E mm’aricorderò ssempr’a Mmarino,[3]
Indove tutti l’anni annàmio[4] fora
D’ottobre a vvilleggià cco la Siggnora,[5]
E cce stàmio[6] inzinent’[7] a Ssammartino.
Llì nnun c’ereno vini misturati
Co cciammelle de sorfo,[8] e cquadrinacci,[9]
E mmunizzione,[10] e ttant’arti[11] peccati.
Bevevio[12] un quartarolo,[13] e ddiscevio:[14] essci:
E er vino essciva: e vvoi, bbon prò vve facci,[15]
’na pissciata, e ssinceri com’e ppessci.
10 aprile 1834
- ↑ Nome di celebre bettola.
- ↑ Di bere.
- ↑ Castello distante undici miglia da Roma, rinomato pe’ vini, dando ancora l’aleatico del gusto di quel di Firenze.
- ↑ Andavamo.
- ↑ Cioè “la padrona.„
- ↑ Stavamo.
- ↑ Insino, sino.
- ↑ Chiamasi far la ciambella al vino una certa cura che gli si pratica con lo zolfo.

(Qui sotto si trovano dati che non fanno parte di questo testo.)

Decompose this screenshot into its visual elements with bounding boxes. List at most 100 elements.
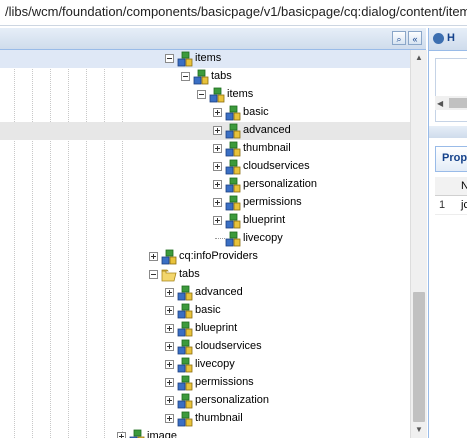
tree-node-label: livecopy [195,358,235,370]
node-icon [225,159,241,175]
expand-icon[interactable] [165,288,174,297]
tree-node[interactable]: tabs [0,68,410,86]
tree-node[interactable]: advanced [0,284,410,302]
node-icon [177,339,193,355]
tree-node[interactable]: items [0,86,410,104]
grid-header[interactable]: N [435,177,467,196]
expand-icon[interactable] [165,360,174,369]
tree-node[interactable]: personalization [0,392,410,410]
tree-node-label: cloudservices [195,340,262,352]
node-icon [177,51,193,67]
node-icon [177,285,193,301]
node-icon [177,393,193,409]
node-icon [177,303,193,319]
expand-icon[interactable] [213,216,222,225]
tree-node[interactable]: blueprint [0,212,410,230]
tree-node[interactable]: cloudservices [0,158,410,176]
right-panel-band [429,126,467,138]
tree-node-label: livecopy [243,232,283,244]
tree-node[interactable]: image [0,428,410,438]
expand-icon[interactable] [213,162,222,171]
tree-node[interactable]: thumbnail [0,140,410,158]
tree-node[interactable]: cloudservices [0,338,410,356]
right-horizontal-scrollbar[interactable]: ◀ [435,96,467,110]
expand-icon[interactable] [165,324,174,333]
h-scroll-thumb[interactable] [449,98,467,108]
collapse-icon[interactable] [149,270,158,279]
row-value: jc [461,199,467,211]
expand-icon[interactable] [149,252,158,261]
expand-icon[interactable] [165,378,174,387]
right-panel-title: H [447,32,455,44]
path-bar[interactable]: /libs/wcm/foundation/components/basicpag… [0,0,467,26]
tree-node[interactable]: thumbnail [0,410,410,428]
tree-node-label: blueprint [243,214,286,226]
tree-node-label: blueprint [195,322,238,334]
help-icon[interactable] [433,33,444,44]
expand-icon[interactable] [213,126,222,135]
tree-node[interactable]: permissions [0,374,410,392]
node-icon [193,69,209,85]
tree-vertical-scrollbar[interactable]: ▲ ▼ [410,50,427,438]
tree-node-label: basic [243,106,269,118]
tree-node-label: permissions [195,376,254,388]
properties-grid: N 1 jc [435,171,467,227]
tree-node-label: advanced [243,124,291,136]
scroll-left-icon[interactable]: ◀ [437,99,443,108]
tree-panel: ⌕ « items tabs items basic advanced thumbnail… [0,28,426,438]
tree-node-label: cq:infoProviders [179,250,258,262]
expand-icon[interactable] [165,396,174,405]
node-icon [177,357,193,373]
find-binoculars-icon[interactable]: ⌕ [392,31,406,45]
scroll-thumb[interactable] [413,292,425,422]
tree-toolbar: ⌕ « [0,28,426,50]
right-panel-header: H [429,28,467,51]
tree-node[interactable]: livecopy [0,230,410,248]
tree-node[interactable]: permissions [0,194,410,212]
expand-icon[interactable] [165,414,174,423]
collapse-icon[interactable] [165,54,174,63]
properties-side-panel: H ◀ Prop N 1 jc [428,28,467,438]
grid-column-name[interactable]: N [461,180,467,192]
tree-node-label: tabs [211,70,232,82]
tree-node[interactable]: items [0,50,410,68]
node-icon [177,321,193,337]
tree-node-label: basic [195,304,221,316]
tree-node-label: image [147,430,177,438]
scroll-down-icon[interactable]: ▼ [411,422,427,438]
tree-node[interactable]: advanced [0,122,410,140]
right-panel-content [435,58,467,122]
table-row[interactable]: 1 jc [435,196,467,215]
folder-icon [161,267,177,283]
expand-icon[interactable] [213,108,222,117]
node-icon [129,429,145,438]
tree-node[interactable]: personalization [0,176,410,194]
tree-node[interactable]: cq:infoProviders [0,248,410,266]
node-icon [225,177,241,193]
tree-node[interactable]: basic [0,104,410,122]
node-icon [225,123,241,139]
tree-node-label: tabs [179,268,200,280]
tree-node-label: permissions [243,196,302,208]
tree-node[interactable]: blueprint [0,320,410,338]
tree-node-label: cloudservices [243,160,310,172]
expand-icon[interactable] [165,342,174,351]
path-text: /libs/wcm/foundation/components/basicpag… [5,4,467,19]
tree-node[interactable]: livecopy [0,356,410,374]
node-icon [225,195,241,211]
expand-icon[interactable] [117,432,126,438]
expand-icon[interactable] [213,180,222,189]
tree-node[interactable]: basic [0,302,410,320]
tree-node-label: thumbnail [195,412,243,424]
tree-node[interactable]: tabs [0,266,410,284]
row-number: 1 [439,199,446,211]
tree-node-label: thumbnail [243,142,291,154]
collapse-icon[interactable] [197,90,206,99]
expand-icon[interactable] [213,198,222,207]
collapse-panel-icon[interactable]: « [408,31,422,45]
expand-icon[interactable] [213,144,222,153]
tab-properties[interactable]: Prop [435,146,467,171]
expand-icon[interactable] [165,306,174,315]
scroll-up-icon[interactable]: ▲ [411,50,427,66]
collapse-icon[interactable] [181,72,190,81]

- ↑ Quattrinacci: moneta di rame. Gli osti infondono del rame nel vino per fargli acquistare un gusto forte e piccante.
- ↑ Munizione da fucile. Il piomba dà al vino un sapor dolce.
- ↑ Altri.
- ↑ Bevevate.
- ↑ Misura di capacità della quarta parte di un barile.
- ↑ Dicevate.
- ↑ Buon pro vi faccia.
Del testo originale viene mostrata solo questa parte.